J'ai lu Par amour comme on observe une immense tapisserie du XVIIIe siècle ...
Antonio Manuel est l'héritier des plus grands maîtres lissiers de la manufacture espagnole de Santa Bàrbara. Ce jeune écrivain sait tisser les mots sur son métier d'homme de lettres. Son carton, son programme n'apparaissent pas dès les premières pages de ce travail dense et aux mailles finement ouvragées. Avec un peu de recul se distinguent des grandes lignes : l'amour en est, comme le titre l'indique, l'ordonnateur majeur. Amours d'un homme pour d'autres hommes, vécues sans aucune culpabilité mais avec de grandes interrogations sur l'étendue, les limites, les perspectives et les couleurs de ces personnages secondaires, les partenaires. Au premier plan se situent les parents : la mère, source tarie et ceux à qui l'oeuvre est dédiée : le père espagnol illettré et viscéralement homophobe et la grand-mère aimante.
Le style peut être rattaché à diverses écoles : Freud (avec des touches lacaniennes et doltoiennes), les principes du yoga et Jésus Christ, fils d'un dieu d'amour, qui a ressuscité Lazare.
Des écrivains jouent un rôle : Annie Ernaux, Madeleine Chapsal et Dominique Fernandez.
Les coloris sont violents et contrastés : les fils de la trame narrative ont été trempés dans le sang et les excréments ainsi que dans divers aliments (ingurgités ou régurgités) et des doses variables d'anxiolitiques et d' antidépresseurs. Le blanc lacté fait cruellement défaut à l'auteur qui recourt régulièrement au gris de son psychanalyste.
Antonio Manuel a remis plus de cent fois son ouvrage sur le métier à tisser les descriptions, les émotions, les aspirations, les déceptions, les affections.
Chaque mot, chaque phrase est un travail minutieux : les mots importants sont traités à la loupe étymologique, les personnages reviennent régulièrement préciser un profil que le maître lissier n'hésite pas à recadrer dans une nouvelle perspective à partir d'éléments de la toile de fond qui viennent modifier l'angle de vue. Un aplat devient un relief, un détail une pièce centrale.
Le corps de l'oeuvre est celui de l'auteur : un champ de batailles où les étreintes sensuelles à deux ou trois sont aussi puissantes que le combat mené contre une maladie qui entraîne le narrateur dans des introspections douloureuses où se succèdent boulimie et anorexie :
« Mon corps exprime ce que je ne puis entendre.
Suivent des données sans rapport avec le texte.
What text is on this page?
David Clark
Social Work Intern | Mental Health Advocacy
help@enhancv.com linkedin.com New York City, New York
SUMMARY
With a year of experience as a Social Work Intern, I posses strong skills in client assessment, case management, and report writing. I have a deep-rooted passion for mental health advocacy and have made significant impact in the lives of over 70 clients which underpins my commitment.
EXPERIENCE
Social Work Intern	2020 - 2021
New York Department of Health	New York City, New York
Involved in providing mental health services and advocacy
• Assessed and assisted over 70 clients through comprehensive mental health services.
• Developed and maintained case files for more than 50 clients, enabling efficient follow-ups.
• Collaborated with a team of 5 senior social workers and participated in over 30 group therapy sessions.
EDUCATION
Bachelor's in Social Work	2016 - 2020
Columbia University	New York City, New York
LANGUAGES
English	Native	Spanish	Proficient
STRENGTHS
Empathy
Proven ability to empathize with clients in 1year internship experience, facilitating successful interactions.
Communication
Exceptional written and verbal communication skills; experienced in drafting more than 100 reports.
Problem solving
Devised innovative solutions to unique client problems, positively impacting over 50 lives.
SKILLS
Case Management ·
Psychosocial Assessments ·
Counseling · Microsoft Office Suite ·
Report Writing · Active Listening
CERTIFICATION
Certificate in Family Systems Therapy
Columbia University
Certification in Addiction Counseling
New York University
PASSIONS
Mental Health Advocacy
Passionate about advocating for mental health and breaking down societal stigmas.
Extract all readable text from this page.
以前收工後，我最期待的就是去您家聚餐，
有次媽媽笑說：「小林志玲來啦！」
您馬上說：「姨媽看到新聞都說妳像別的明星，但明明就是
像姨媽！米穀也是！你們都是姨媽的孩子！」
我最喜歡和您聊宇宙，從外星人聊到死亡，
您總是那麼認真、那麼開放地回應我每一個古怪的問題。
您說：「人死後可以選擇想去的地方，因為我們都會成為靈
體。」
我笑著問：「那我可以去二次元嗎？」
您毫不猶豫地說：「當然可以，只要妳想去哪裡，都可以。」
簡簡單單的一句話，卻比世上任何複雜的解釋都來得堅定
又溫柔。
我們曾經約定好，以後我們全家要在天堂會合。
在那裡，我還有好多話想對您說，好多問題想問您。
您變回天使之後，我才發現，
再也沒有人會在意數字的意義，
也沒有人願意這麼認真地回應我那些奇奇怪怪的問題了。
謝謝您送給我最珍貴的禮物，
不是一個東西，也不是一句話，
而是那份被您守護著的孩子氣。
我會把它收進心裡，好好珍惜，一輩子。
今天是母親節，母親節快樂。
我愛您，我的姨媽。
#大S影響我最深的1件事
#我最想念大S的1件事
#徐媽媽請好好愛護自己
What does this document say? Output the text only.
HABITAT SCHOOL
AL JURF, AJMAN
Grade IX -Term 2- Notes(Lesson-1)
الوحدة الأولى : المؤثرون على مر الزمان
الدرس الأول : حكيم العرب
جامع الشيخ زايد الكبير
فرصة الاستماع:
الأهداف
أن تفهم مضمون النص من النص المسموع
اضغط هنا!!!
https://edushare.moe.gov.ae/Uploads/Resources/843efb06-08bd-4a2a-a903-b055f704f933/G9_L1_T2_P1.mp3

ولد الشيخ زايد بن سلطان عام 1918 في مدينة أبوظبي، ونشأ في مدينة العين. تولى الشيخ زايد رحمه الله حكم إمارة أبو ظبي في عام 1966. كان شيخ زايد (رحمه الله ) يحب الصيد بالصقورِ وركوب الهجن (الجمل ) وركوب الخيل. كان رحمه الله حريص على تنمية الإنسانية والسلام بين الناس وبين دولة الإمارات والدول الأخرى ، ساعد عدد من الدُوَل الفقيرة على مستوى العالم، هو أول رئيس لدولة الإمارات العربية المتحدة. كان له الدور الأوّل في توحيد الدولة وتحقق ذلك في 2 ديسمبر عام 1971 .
Il met en maux tout le maudit des mots, tout le rance du sentiment, le ferment de toute rancune. Ni haine, ni amertume, certifie ma parole. Mais mon corps désavoue cette vérité fourbe, juste bonne à tromper ma logique, ma raison. » (p.101)
Par amour est le poignant récit d'un combat entre coeur et corps, raison et passions. Le tableau d'un maître qui sublime ses douleurs dans une prose ciselée au scalpel. Rêves et cauchemars, sans doute plus près de la réalité d'un homme que de la fiction d'un narrateur qui réussit à nous entraîner vers une ligne d'horizon. Il est évident que cette écriture en a défini le cadre et les perspectives.